Tapi Reza meyakinkanku, kalau kami bisa bahagia dengan cara kita. Kita akan pindah ke ujung dunia, jika itu yang membuat alasan kita bahagia. Begitu katanya.

Tahun pertama berjalan sangat mulus, Reza memperlakukan ku layaknya seorang ratu. Membuat ku benar-benar merasakan bahwa hanya aku lah, satu-satunya seseorang yang ada dihatinya.

Tahun kedua mulai terjadi hal-hal yang aneh menurut ku, tapi aku tidak terlalu menyadarinya. Ia mulai berani membentak ku, serta berbicara lantang dengan ku saat didepan banyak orang. Namun aku tak membawanya pusing, mungkin memang begitu lah Reza.

Dan ditahun ketiga lah, Reza mulai memainkan tangannya. Awalnya ia memukulku saat aku benar-benar melakukan kesalahan, sampai aku berpikir bahwa itu adalah suatu hal yang wajar karena memang aku yang salah.

Dari tahun keempat sampai sekarang. Ia lepas kendali seperti semalam.

Ingin sekali aku berlari dan berteriak kepada polisi, “ADA SESEORANG YANG HAMPIR MEMBUNUH KU!”

Tidak bisa.

Tiap kali Reza memukulku baik menggunakan ikat pinggang, atau tangannya. Ia selalu berkata, “Kalau sampai ada yang tau soal ini, kita akan mati berdua. Disini.” Hanya itu dan itu yang selalu ia ulang.

Setiap mendengar itu aku selalu merinding dan bergetar ketakutan.

Anehnya, keesokan harinya ia bertingkah seolah tak terjadi apa-apa semalam.
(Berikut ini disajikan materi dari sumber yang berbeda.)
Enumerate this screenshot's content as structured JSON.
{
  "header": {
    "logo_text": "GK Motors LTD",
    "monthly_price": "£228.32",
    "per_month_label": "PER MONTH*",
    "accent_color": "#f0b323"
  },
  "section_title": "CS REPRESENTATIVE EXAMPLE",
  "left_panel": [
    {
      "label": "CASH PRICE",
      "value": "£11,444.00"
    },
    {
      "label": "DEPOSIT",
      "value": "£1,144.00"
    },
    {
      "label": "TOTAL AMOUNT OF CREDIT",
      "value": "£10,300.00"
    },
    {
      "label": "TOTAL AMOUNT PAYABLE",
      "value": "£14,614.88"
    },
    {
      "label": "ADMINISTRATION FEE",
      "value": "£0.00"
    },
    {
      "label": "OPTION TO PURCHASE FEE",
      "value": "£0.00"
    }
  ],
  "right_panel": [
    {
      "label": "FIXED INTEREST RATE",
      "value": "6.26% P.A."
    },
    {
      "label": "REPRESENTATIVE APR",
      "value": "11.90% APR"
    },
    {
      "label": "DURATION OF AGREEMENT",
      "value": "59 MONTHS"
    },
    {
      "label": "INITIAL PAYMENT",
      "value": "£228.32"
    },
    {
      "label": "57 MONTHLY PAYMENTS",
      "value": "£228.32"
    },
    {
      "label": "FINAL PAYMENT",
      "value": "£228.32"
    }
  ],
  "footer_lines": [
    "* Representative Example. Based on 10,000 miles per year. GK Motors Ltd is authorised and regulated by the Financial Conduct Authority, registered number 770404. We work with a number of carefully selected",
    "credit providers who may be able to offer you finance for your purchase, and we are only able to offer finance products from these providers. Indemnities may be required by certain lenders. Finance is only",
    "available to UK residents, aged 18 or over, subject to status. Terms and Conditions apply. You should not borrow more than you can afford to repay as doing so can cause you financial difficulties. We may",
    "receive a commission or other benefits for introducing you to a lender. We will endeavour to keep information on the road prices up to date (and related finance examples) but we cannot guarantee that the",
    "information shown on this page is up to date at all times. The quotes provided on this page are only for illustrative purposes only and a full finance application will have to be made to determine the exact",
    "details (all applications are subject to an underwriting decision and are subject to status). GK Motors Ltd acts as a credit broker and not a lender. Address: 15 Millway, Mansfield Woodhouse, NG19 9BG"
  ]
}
Padahal aku hampir mati ditangannya, tapi dia.. tidak pernah merasa bersalah?

Kalian boleh mengatakan bahwa aku aneh. Setelah kalian mengetahui bahwa aku sangat-amat jatuh cinta dengan Reza. Setelah apa yang ia lakukan padaku, perkataan nya untuk ku, perasaan cinta ini tak pernah berubah sedikit pun.

Aku minta maaf karena mencintanya.

“DASAR TOLOL! UDAH GAY DIKASARIN PULA!” Perkataan yang sudah terlalu biasa ditelingaku, hanya diawal saja terasa begitu panas dan perih.

Reza selalu bilang, “Lo punya gue. Apapun yang mereka bilang, Lo tetep punya gue.” Tekannya terus menerus, sampai aku pun menurut.

Aku tau, apa yang ia lakukan pada Qiya, pada Regan, pada musuh-musuhnya yang lain. Berapa nyawa yang melayang begitu saja ditangan Reza. Tak jarang Reza membawa potongan kaki ke apartemen kami.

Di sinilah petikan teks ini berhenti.